Pirenella boswellae Barnard

Cypraea broderipii G. B. Sowerby I, 1832

Cypraea fultoni G. B. Sowerby III, l903

Murex fallax E. A. Smith, 1901

Melampium elatum (Schubert and Wagner, 1829)

Vasum truncatum G. B. Sowerby III, 1892

Festilyria ponsonbyi (E. A. Smith, 1901)

Festilyria quecketti (E. A. Smith, 1901) and at least 40 other gastropods.

It appears that the pacamão and musselcracker have common traits which account for their usefulness to malacologists and other collectors:

(1) sufficiently large to accommodate medium or larger shells

(2) no fragmentation of shells with swallowing (oral, pharyngeal, or gizzard)

(3) occurrence in deep, inaccessible habitats

(4) appetite for mollusks, especially snails

(5) amenable to capture by hook and line

Our local toad - and batfish certainly qualify on (2) through (5); so think twice before dispatching these "junk fish" to their point of origin if you've had the good fortune to land one!

*Pisce is in the ablative case: "ex pisces" is a widely-employed but flagrant error in syntax.

Literature Cited:

Boswell, H. (1964) South Africa's ex-pisce (sic) shells Hawaiian Shell News 12(5): 1-3, 3 figs.
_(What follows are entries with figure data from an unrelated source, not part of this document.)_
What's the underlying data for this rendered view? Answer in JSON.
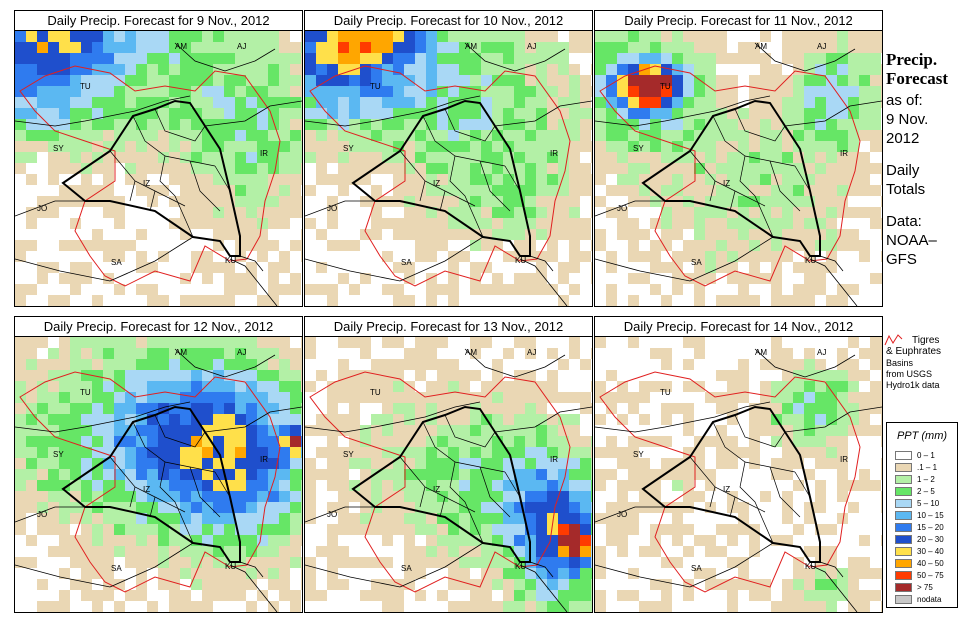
{
  "panels": [
    {
      "title": "Daily Precip. Forecast for  9 Nov., 2012",
      "pattern": "p9"
    },
    {
      "title": "Daily Precip. Forecast for  10 Nov., 2012",
      "pattern": "p10"
    },
    {
      "title": "Daily Precip. Forecast for  11 Nov., 2012",
      "pattern": "p11"
    },
    {
      "title": "Daily Precip. Forecast for  12 Nov., 2012",
      "pattern": "p12"
    },
    {
      "title": "Daily Precip. Forecast for  13 Nov., 2012",
      "pattern": "p13"
    },
    {
      "title": "Daily Precip. Forecast for  14 Nov., 2012",
      "pattern": "p14"
    }
  ],
  "map_labels": {
    "AM": "AM",
    "AJ": "AJ",
    "TU": "TU",
    "SY": "SY",
    "IR": "IR",
    "IZ": "IZ",
    "JO": "JO",
    "SA": "SA",
    "KU": "KU"
  },
  "sidebar": {
    "title_line1": "Precip.",
    "title_line2": "Forecast",
    "asof": "as of:",
    "date_line1": "9 Nov.",
    "date_line2": "2012",
    "totals_line1": "Daily",
    "totals_line2": "Totals",
    "data_line1": "Data:",
    "data_line2": "NOAA–",
    "data_line3": "GFS"
  },
  "basin_legend": {
    "line1": "Tigres",
    "line2": "& Euphrates",
    "line3": "Basins",
    "line4": "from USGS",
    "line5": "Hydro1k data"
  },
  "legend": {
    "title": "PPT (mm)",
    "items": [
      {
        "label": "0 – 1",
        "color": "#ffffff"
      },
      {
        "label": ".1 – 1",
        "color": "#ead7b4"
      },
      {
        "label": "1 – 2",
        "color": "#b3f0a6"
      },
      {
        "label": "2 – 5",
        "color": "#66e666"
      },
      {
        "label": "5 – 10",
        "color": "#a9d8f5"
      },
      {
        "label": "10 – 15",
        "color": "#5bb8f2"
      },
      {
        "label": "15 – 20",
        "color": "#2f7bef"
      },
      {
        "label": "20 – 30",
        "color": "#1f4fcc"
      },
      {
        "label": "30 – 40",
        "color": "#ffe04a"
      },
      {
        "label": "40 – 50",
        "color": "#ffa600"
      },
      {
        "label": "50 – 75",
        "color": "#ff3b00"
      },
      {
        "label": "> 75",
        "color": "#a52a2a"
      },
      {
        "label": "nodata",
        "color": "#c8c8c8"
      }
    ]
  }
}
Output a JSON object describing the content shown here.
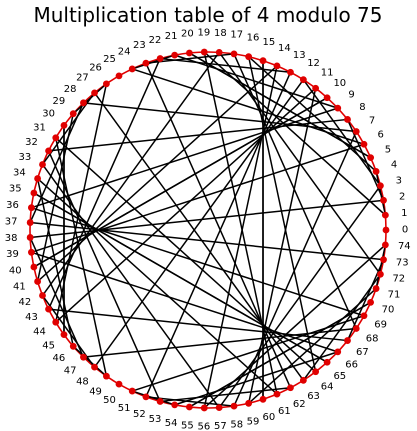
{
  "title": "Multiplication table of 4 modulo 75",
  "diagram": {
    "multiplier": 4,
    "modulus": 75,
    "start_label": "0",
    "direction": "counterclockwise",
    "point_color": "#e00000",
    "line_color": "#000000",
    "circle_color": "#e00000"
  }
}
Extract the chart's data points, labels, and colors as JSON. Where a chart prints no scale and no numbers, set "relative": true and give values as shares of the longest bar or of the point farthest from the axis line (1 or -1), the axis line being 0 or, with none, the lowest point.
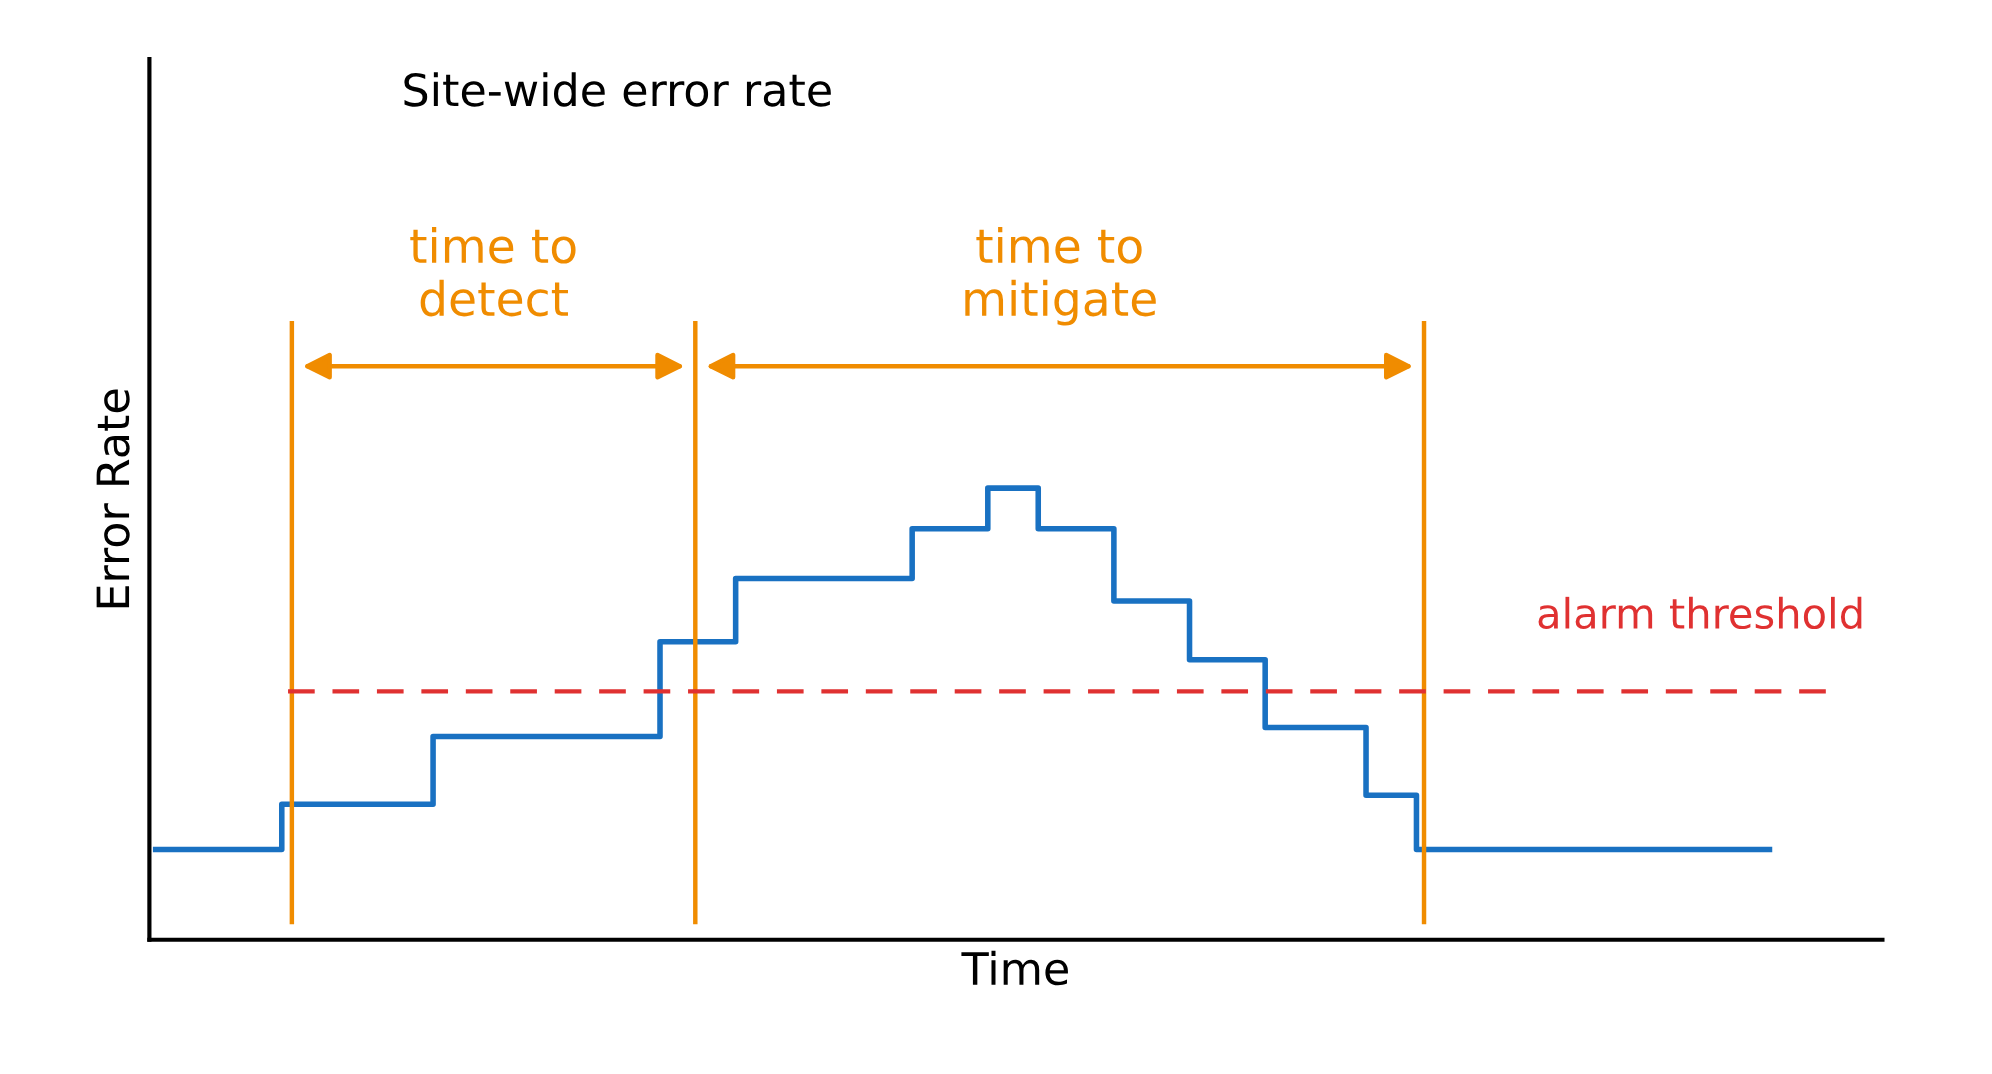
{
  "chart_data": {
    "type": "step",
    "title": "Site-wide error rate",
    "xlabel": "Time",
    "ylabel": "Error Rate",
    "relative": true,
    "tick_labels": false,
    "legend": false,
    "marker": "none",
    "line_style": "solid",
    "annotations": [
      "time to\ndetect",
      "time to\nmitigate"
    ],
    "categories": [
      null,
      null,
      null,
      null,
      null,
      null,
      null,
      null,
      null,
      null,
      null,
      null,
      null,
      null,
      null,
      null,
      null,
      null,
      null,
      null,
      null,
      null,
      null,
      null,
      null,
      null,
      null,
      null,
      null,
      null,
      null,
      null,
      null,
      null,
      null,
      null,
      null,
      null,
      null,
      null,
      null,
      null,
      null,
      null,
      null,
      null,
      null,
      null,
      null,
      null,
      null,
      null,
      null,
      null,
      null,
      null,
      null,
      null,
      null,
      null,
      null,
      null,
      null,
      null,
      null
    ],
    "series": [
      {
        "color": "#1971c2",
        "values": [
          0.2,
          0.2,
          0.2,
          0.2,
          0.2,
          0.3,
          0.3,
          0.3,
          0.3,
          0.3,
          0.3,
          0.45,
          0.45,
          0.45,
          0.45,
          0.45,
          0.45,
          0.45,
          0.45,
          0.45,
          0.66,
          0.66,
          0.66,
          0.8,
          0.8,
          0.8,
          0.8,
          0.8,
          0.8,
          0.8,
          0.91,
          0.91,
          0.91,
          1.0,
          1.0,
          0.91,
          0.91,
          0.91,
          0.75,
          0.75,
          0.75,
          0.62,
          0.62,
          0.62,
          0.47,
          0.47,
          0.47,
          0.47,
          0.32,
          0.32,
          0.2,
          0.2,
          0.2,
          0.2,
          0.2,
          0.2,
          0.2,
          0.2,
          0.2,
          0.2,
          0.2,
          0.2,
          0.2,
          0.2,
          0.2
        ]
      }
    ],
    "ref_lines": [
      {
        "axis": "y",
        "value": 0.55,
        "label": "alarm threshold",
        "color": "#e03131",
        "line_style": "dashed"
      }
    ]
  }
}
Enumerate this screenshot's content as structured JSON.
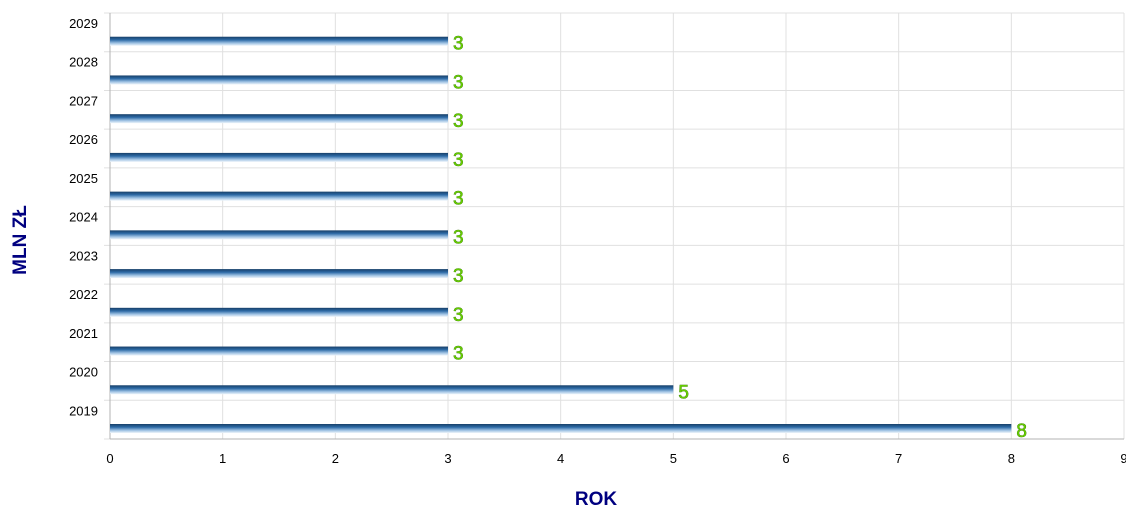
{
  "chart_data": {
    "type": "bar",
    "orientation": "horizontal",
    "categories": [
      "2019",
      "2020",
      "2021",
      "2022",
      "2023",
      "2024",
      "2025",
      "2026",
      "2027",
      "2028",
      "2029"
    ],
    "values": [
      8,
      5,
      3,
      3,
      3,
      3,
      3,
      3,
      3,
      3,
      3
    ],
    "value_axis_label": "ROK",
    "category_axis_label": "MLN ZŁ",
    "value_axis_ticks": [
      0,
      1,
      2,
      3,
      4,
      5,
      6,
      7,
      8,
      9
    ],
    "xlim": [
      0,
      9
    ],
    "grid": true,
    "data_labels": true,
    "legend": "none",
    "colors": {
      "bar_dark": "#1f4f7f",
      "bar_light": "#eef5fb",
      "data_label": "#66cc00",
      "axis_title": "#000080",
      "grid": "#e0e0e0"
    }
  }
}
Gould, A.A. (1870) Report on the Invetrebrates of Massachusetts (edited by W.G. Binney) University Press, Cambridge, USA.

Matthews H.R. (1968) Mollusks found in the digestive tract of the fish Amphichthys cryptocentrus (Valenciennes, 1837) Proc. Malac. Soc. London 38: 247-250.

Raeihle, D. (1979) A collector of miniatures New York Shell Club Notes No. 256 (November): 3-4.

Warmke, G.L. and D.S. Erdman (1963) Records of marine mollusks eaten by bonefish in Puerto Rican waters Nautilus 76(4): 115-120.